Il Record Store Day diventa maggiorenne: si celebra infatti sabato 18 giugno la 18esima edizione della giornata mondiale d’orgoglio del disco in vinile, manifestazione nata a sostegno dei negozi di dischi indipendenti in un’epoca in cui le «magnifiche sorti e progressive» della rivoluzione digitale applicata alla musica erano tutt’altro che pronosticabili.

Il format è quello collaudato: le case discografiche pubblicano uscite fisiche in tiratura limitata: da No Country For Old Men di doPE, progetto che unisce il batterista dei Doors John Densmore e Chuck D dei Public Enemy, fino all’Ep Saving Grace: All That Glitters… di Rober Plant e al Live From Asbury Park 2024 di Bruce Springsteen. Dischi che nel Record Store Day vengono venduti soltanto nei tradizionali negozi e successivamente anche online.

Anche nel 2026 c’è un ambassador: stavolta tocca a Bruno Mars, artista da 135,2 milioni di ascoltatori mensili su Spotify reduce dalla pubblicazione dell’album The Romantic che per l’occasione fa uscire The Collaborations, raccolta dei suoi feat. più celebri (da Uptown Funk con Mark Ronson a Die With A Smile con Lady Gaga). E ci sono eventi più o meno speciali in tutti i negozi di dischi indipendenti del mondo: qui da noi si segnalano il set di Archive e JoyCut da Semm a Bologna, il concept all’insegna dell’elettronica «Expect a few special friends spinning records all day long!» di Serendeepity a Milano, Discoteca Laziale di Roma e Disco Club di Genova che, nel corso della giornata, riceveranno le targhe di Slow Music, entrando a far parte della rete dei Presidi Slow Music, fino al Piro Music Store di Cosenza che festeggia il proprio 60esimo compleanno.

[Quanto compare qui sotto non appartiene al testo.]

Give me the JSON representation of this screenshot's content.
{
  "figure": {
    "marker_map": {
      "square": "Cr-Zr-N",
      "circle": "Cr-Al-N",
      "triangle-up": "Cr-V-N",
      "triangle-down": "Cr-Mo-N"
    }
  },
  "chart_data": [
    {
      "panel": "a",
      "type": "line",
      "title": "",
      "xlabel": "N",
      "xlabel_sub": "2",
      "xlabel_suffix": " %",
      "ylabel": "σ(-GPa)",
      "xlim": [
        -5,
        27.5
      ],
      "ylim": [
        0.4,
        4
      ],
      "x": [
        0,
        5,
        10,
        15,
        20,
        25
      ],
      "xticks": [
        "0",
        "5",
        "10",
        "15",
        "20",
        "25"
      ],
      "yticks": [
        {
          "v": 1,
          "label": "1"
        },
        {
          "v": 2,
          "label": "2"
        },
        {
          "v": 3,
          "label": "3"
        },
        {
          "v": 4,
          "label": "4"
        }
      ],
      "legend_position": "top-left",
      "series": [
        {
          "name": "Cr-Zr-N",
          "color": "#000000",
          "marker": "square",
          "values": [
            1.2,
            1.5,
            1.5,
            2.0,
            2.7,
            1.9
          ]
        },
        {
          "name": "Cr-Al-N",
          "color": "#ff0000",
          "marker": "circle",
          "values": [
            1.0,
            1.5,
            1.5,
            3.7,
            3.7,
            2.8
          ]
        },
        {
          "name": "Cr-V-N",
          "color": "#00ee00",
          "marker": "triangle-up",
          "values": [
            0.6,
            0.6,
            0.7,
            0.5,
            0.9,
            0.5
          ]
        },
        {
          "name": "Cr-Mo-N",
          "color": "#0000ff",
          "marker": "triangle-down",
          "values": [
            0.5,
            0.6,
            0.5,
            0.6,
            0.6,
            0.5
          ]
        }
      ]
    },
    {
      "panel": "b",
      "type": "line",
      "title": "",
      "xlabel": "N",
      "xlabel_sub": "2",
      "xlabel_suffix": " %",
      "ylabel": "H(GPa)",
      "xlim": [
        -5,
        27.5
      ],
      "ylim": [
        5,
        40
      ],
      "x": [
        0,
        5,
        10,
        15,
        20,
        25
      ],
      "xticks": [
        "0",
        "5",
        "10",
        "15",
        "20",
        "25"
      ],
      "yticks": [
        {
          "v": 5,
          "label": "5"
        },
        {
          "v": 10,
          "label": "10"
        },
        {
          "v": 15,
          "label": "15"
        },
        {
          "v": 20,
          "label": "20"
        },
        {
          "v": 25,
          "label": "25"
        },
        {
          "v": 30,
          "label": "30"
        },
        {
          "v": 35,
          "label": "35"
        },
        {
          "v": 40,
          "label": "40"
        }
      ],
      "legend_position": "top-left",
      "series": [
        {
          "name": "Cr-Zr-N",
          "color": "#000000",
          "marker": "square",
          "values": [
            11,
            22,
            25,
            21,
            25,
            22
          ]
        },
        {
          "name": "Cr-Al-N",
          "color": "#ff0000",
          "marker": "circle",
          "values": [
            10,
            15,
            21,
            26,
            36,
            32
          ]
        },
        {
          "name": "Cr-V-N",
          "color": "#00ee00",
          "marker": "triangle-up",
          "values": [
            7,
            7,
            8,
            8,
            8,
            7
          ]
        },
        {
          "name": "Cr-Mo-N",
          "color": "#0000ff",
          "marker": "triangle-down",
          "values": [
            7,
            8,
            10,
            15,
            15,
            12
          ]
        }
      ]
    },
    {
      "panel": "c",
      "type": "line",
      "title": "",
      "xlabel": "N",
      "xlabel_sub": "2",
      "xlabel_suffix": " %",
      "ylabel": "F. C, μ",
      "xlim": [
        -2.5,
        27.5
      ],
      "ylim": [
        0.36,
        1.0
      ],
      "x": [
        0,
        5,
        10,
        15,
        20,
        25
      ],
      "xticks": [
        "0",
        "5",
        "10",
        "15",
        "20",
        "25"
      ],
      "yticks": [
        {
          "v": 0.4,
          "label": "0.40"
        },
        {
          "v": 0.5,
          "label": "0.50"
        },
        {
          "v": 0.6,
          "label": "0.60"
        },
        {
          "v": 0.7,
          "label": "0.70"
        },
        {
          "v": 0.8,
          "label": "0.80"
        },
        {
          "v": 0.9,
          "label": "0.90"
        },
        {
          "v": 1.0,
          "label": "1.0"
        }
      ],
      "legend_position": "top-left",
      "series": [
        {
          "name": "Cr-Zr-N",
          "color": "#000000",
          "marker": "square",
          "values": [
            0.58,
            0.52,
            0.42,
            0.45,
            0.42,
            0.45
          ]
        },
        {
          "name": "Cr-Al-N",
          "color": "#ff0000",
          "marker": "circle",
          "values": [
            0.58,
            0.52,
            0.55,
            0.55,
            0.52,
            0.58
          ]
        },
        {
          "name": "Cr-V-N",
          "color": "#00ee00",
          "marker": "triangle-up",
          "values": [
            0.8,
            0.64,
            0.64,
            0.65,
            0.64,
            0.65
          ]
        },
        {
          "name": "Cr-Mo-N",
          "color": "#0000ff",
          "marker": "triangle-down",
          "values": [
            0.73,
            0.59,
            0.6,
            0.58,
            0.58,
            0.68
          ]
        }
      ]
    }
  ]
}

Lo spirito è insomma lo stesso del 2008, quando i Metallica tennero a battesimo la prima edizione dell’iniziativa da Rasputin Music, negozio di Mountain View, California: i record store – da quando esiste la discografia veri e propri centri di approvvigionamento culturale – rischiavano di soccombere come vittime innocenti in mezzo alla tempesta del web che aveva portato con sé Mp3 e filesharing. Alla faccia della filiera di settore. Offrire per un giorno l’anno ai negozi di dischi tradizionali la possibilità di vendere edizioni speciali in tiratura limitata rappresentava un segnale importante, cui numerosi artisti e praticamente tutte le case discografiche furono felici di dare un contributo. La storia si sa che si nutre di simboli: i Metallica erano la stessa band che tra il 2000 e il 2001 aveva intentato e vinto la causa a Napster, il primo luogo virtuale di scambio (illegale) di musica sul web; Mountain View è ovviamente la sede di Alphabet Google, peso massimo dell’industria tech che anche sul versante della distribuzione della musica, attraverso YouTube, dice la sua eccome.

Ma 18 anni (e 18 edizioni) dopo l’esperimento del Record Store Day, rispetto a quelle che erano le intenzioni iniziali, può dirsi riuscito? Proviamo a rispondere numeri alla mano. E partiamo dai negozi di dischi indipendenti: fino a tutto il Novecento rappresentavano la spina dorsale della distribuzione e qui in in Italia se ne contavano qualcosa come 1.300. Se teniamo d’occhio la categoria Ateco del Commercio al dettaglio di registrazioni musicali e video, secondo il sistema Infocamere di Unioncamere nel 2009 in Italia erano censiti 297 esercizi. Un crollo verticale. Nel 2017 gli esercizi a sistema sono però già 396 e nel 2025 salgono a 414. Ci sono state chiusure clamorose, lo sappiamo: se ne sono andati, in questi anni, negozi memorabili come Buscemi e Mariposa a Milano, Disfunzioni Musicali ed EffettoSuono a Roma, Flying e Tattoo a Napoli, ma c’è evidentemente anche turnover.